Den Gelehrten der Mischna (der Tanna’im des 2. Jhdt.) waren menschliche Bedürfnisse nicht fremd, und sie haben sich aus nahe liegenden Gründen der Bedürfnisse der Ehefrau angenommen, da sie der schwächere Teil in der ehelichen Gemeinschaft war. Die des Mannes waren in einer polygamen Gesellschaft nicht besonders eingeschränkt. Zur Regelung des ehelichen Verkehrs legten die Gelehrten genau fest, wie oft die Frau einen Anspruch auf diesen hatte. Die Überlegungen waren praktischer Art. Schwer arbeitende Männer oder solche, die lange Zeiten unterwegs waren (Seeleute, Eseltreiber), mussten seltener zu ihren Frauen kommen als „verwöhnte“ (wohlhabende) Leute. Es ging den Gelehrten nicht nur darum, der Frau Nachwuchs zu ermöglichen (was für das Prestige und für die wirtschaftliche Absicherung wichtig war), die Freude am Leben war ein ebenso legitimes Motiv. Es herrschte die Einstellung: Der Mann übernimmt mit der Eheschließung eine Verantwortung für Ehe und Familie, und dieser muss er gerecht werden. Wer seiner Verantwortung nicht nachkam, konnte auf Verlangen der Ehefrau zur Scheidung gezwungen werden, wobei er ihr die Ketuba, eine nicht geringe Abfindung, auszahlen musste.

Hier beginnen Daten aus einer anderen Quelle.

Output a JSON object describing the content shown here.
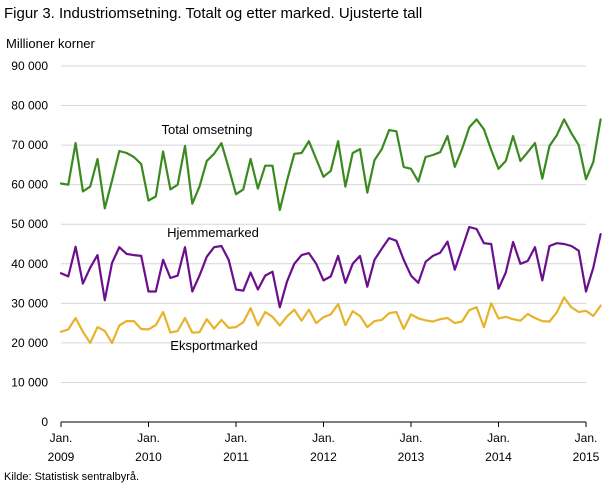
{
  "figure": {
    "title": "Figur 3. Industriomsetning. Totalt og etter marked. Ujusterte tall",
    "source": "Kilde: Statistisk sentralbyrå."
  },
  "chart_data": {
    "type": "line",
    "title": "Figur 3. Industriomsetning. Totalt og etter marked. Ujusterte tall",
    "ylabel": "Millioner  korner",
    "xlabel": "",
    "ylim": [
      0,
      90000
    ],
    "yticks": [
      0,
      10000,
      20000,
      30000,
      40000,
      50000,
      60000,
      70000,
      80000,
      90000
    ],
    "ytick_labels": [
      "0",
      "10 000",
      "20 000",
      "30 000",
      "40 000",
      "50 000",
      "60 000",
      "70 000",
      "80 000",
      "90 000"
    ],
    "x_start": "2009-01",
    "x_end": "2015-03",
    "xtick_labels": [
      {
        "month": "Jan.",
        "year": "2009"
      },
      {
        "month": "Jan.",
        "year": "2010"
      },
      {
        "month": "Jan.",
        "year": "2011"
      },
      {
        "month": "Jan.",
        "year": "2012"
      },
      {
        "month": "Jan.",
        "year": "2013"
      },
      {
        "month": "Jan.",
        "year": "2014"
      },
      {
        "month": "Jan.",
        "year": "2015"
      }
    ],
    "grid": true,
    "series": [
      {
        "name": "Total omsetning",
        "color": "#3a8a1f",
        "values": [
          60300,
          60000,
          70500,
          58300,
          59500,
          66500,
          54000,
          61000,
          68500,
          68000,
          67000,
          65200,
          56000,
          57000,
          68400,
          58800,
          60000,
          69800,
          55200,
          59500,
          66000,
          67800,
          70500,
          64200,
          57600,
          58800,
          66500,
          59000,
          64800,
          64800,
          53600,
          61000,
          67800,
          68000,
          71000,
          66500,
          62000,
          63500,
          71000,
          59500,
          68000,
          69000,
          58000,
          66200,
          69000,
          73800,
          73500,
          64500,
          64000,
          60800,
          67000,
          67500,
          68200,
          72300,
          64500,
          69000,
          74500,
          76500,
          74000,
          68800,
          64000,
          66000,
          72300,
          66000,
          68200,
          70500,
          61500,
          69800,
          72500,
          76500,
          73000,
          70000,
          61400,
          65700,
          76500
        ]
      },
      {
        "name": "Hjemmemarked",
        "color": "#6b0f8c",
        "values": [
          37600,
          36800,
          44300,
          35000,
          39000,
          42200,
          30800,
          40200,
          44200,
          42500,
          42200,
          42000,
          33000,
          33000,
          41000,
          36400,
          37000,
          44200,
          33000,
          37000,
          41800,
          44200,
          44500,
          41000,
          33500,
          33200,
          37800,
          33500,
          37000,
          38000,
          29000,
          35500,
          40000,
          42200,
          42700,
          40000,
          35800,
          36800,
          42000,
          35200,
          40000,
          42000,
          34200,
          41000,
          43800,
          46500,
          45800,
          41000,
          37000,
          35200,
          40500,
          42000,
          42800,
          45600,
          38500,
          43800,
          49300,
          48800,
          45200,
          45000,
          33700,
          37800,
          45500,
          40000,
          40700,
          44200,
          35800,
          44500,
          45200,
          45000,
          44500,
          43300,
          33000,
          39000,
          47500
        ]
      },
      {
        "name": "Eksportmarked",
        "color": "#e8b32c",
        "values": [
          22800,
          23400,
          26300,
          22800,
          20000,
          24000,
          23000,
          20000,
          24400,
          25500,
          25500,
          23500,
          23400,
          24500,
          27800,
          22600,
          23000,
          26300,
          22600,
          22700,
          26000,
          23600,
          25800,
          23800,
          24000,
          25200,
          28800,
          24400,
          27800,
          26600,
          24400,
          26700,
          28400,
          25600,
          28400,
          25000,
          26500,
          27200,
          29800,
          24500,
          28000,
          26800,
          24000,
          25500,
          25800,
          27500,
          27800,
          23500,
          27200,
          26200,
          25700,
          25400,
          26000,
          26300,
          25000,
          25400,
          28300,
          29000,
          24000,
          30000,
          26200,
          26600,
          26000,
          25600,
          27300,
          26300,
          25500,
          25400,
          27700,
          31500,
          29000,
          27800,
          28100,
          26800,
          29400
        ]
      }
    ],
    "series_labels": [
      "Total omsetning",
      "Hjemmemarked",
      "Eksportmarked"
    ]
  }
}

Für die Gelehrten und ihre Jünger (talmide chachamim) sah die Regelung vor, allwöchentlich ihren Frauen beizuwohnen. Ferner hatten sie die Möglichkeit, zwecks Weiterbildung dreißig Tage ohne die Genehmigung der Ehefrau abwesend zu sein. Und obwohl generell Vertragsfreiheit herrschte, sahen es die Gelehrten nicht gern, wenn der Ehemann seine Frau „überredete“, ihm eine längere Abwesenheit zu genehmigen. Er sollte, wenn erforderlich, abwechselnd dreißig Tage zuhause und in der Ferne sein.

Zwei Jahrhunderte später waren die Amora’im, die Gelehrten der Gemarazeit, mit dieser Regelung nicht mehr einverstanden. Sie erklärten schlicht und ungerührt, dass ein talmid chacham auch zwei bis drei Jahre ohne Einverständnis der Ehefrau abwesend sein dürfe. Es ist nicht klar, warum die Gelehrten sich dieses Privileg absichern wollten. Zwar dauerte die Ausbildung eines Rabbijüngers manchmal mehrere Jahre, auch war der Weg zwischen den Zentren der Gelehrsamkeit Palästina und Babylonien mit dem Kamel oder dem Esel nicht gerade kurz, trotzdem ist es schwierig, hinter diese Logik (für welche die Talmudisten eigentlich berühmt sind) zu kommen. Es waren auch durchaus nicht alle an der Diskussion beteiligten Amora’im mit dieser Regelung zufrieden. Die Befürworter mobilisierten zu ihrer Unterstützung eine Legende aus dem zweiten Jahrhundert. Nach dieser Legende soll die Ehefrau von Rabbi Akiwa ihn für zwölf Jahre in die Lehre geschickt haben und nach Ablauf dieser Zeit für weitere zwölf Jahre. Man muss sich allerdings die Frage stellen, welchen Sinn solch eine Ehe noch haben soll, zumal für die Frau. Die Gemara berichtet auch von einem Rabbi, der zwölf Jahre in der Lehre war, dessen Frau aber nach seiner Rückkehr keine Kinder mehr bekommen konnte. Und selbst bei einer Abwesenheit von drei Jahren ist der Sinn einer solchen Ehe in Frage zu stellen. Die Kritiker dieser Regelung, die in der Minderheit waren (und die Halacha richtet sich bekanntlich nach der Mehrheit), haben ihrerseits mit einer Kurzgeschichte ihren Unmut zum Ausdruck gebracht:

Rabbi Chama pflegte jeweils am Vorabend des Jom Kipur von seinem Lehrer nachhause zurückzukehren. Einmal war er dermaßen in eine Frage vertieft, dass er vergaß, nachhause zu gehen. Seine Ehefrau stand vor dem Haus und erwartete ihn. Immer wieder sagte sie „bald wird er kommen, bald wird er kommen“. Als er dann doch nicht kam, schmerzte es sie und es kamen ihr die Tränen. In diesem Augenblick stürzte das Dach ein, auf dem sich R. Chama befand, und er kam zu Tode.

Was der Talmud hiermit klarmachen will, scheint: Auch wenn die Mehrheit einen frauenfeindlichen Beschluss gefasst hat, müssen diejenigen, die sich daran halten, mit einer göttlichen Strafe rechnen.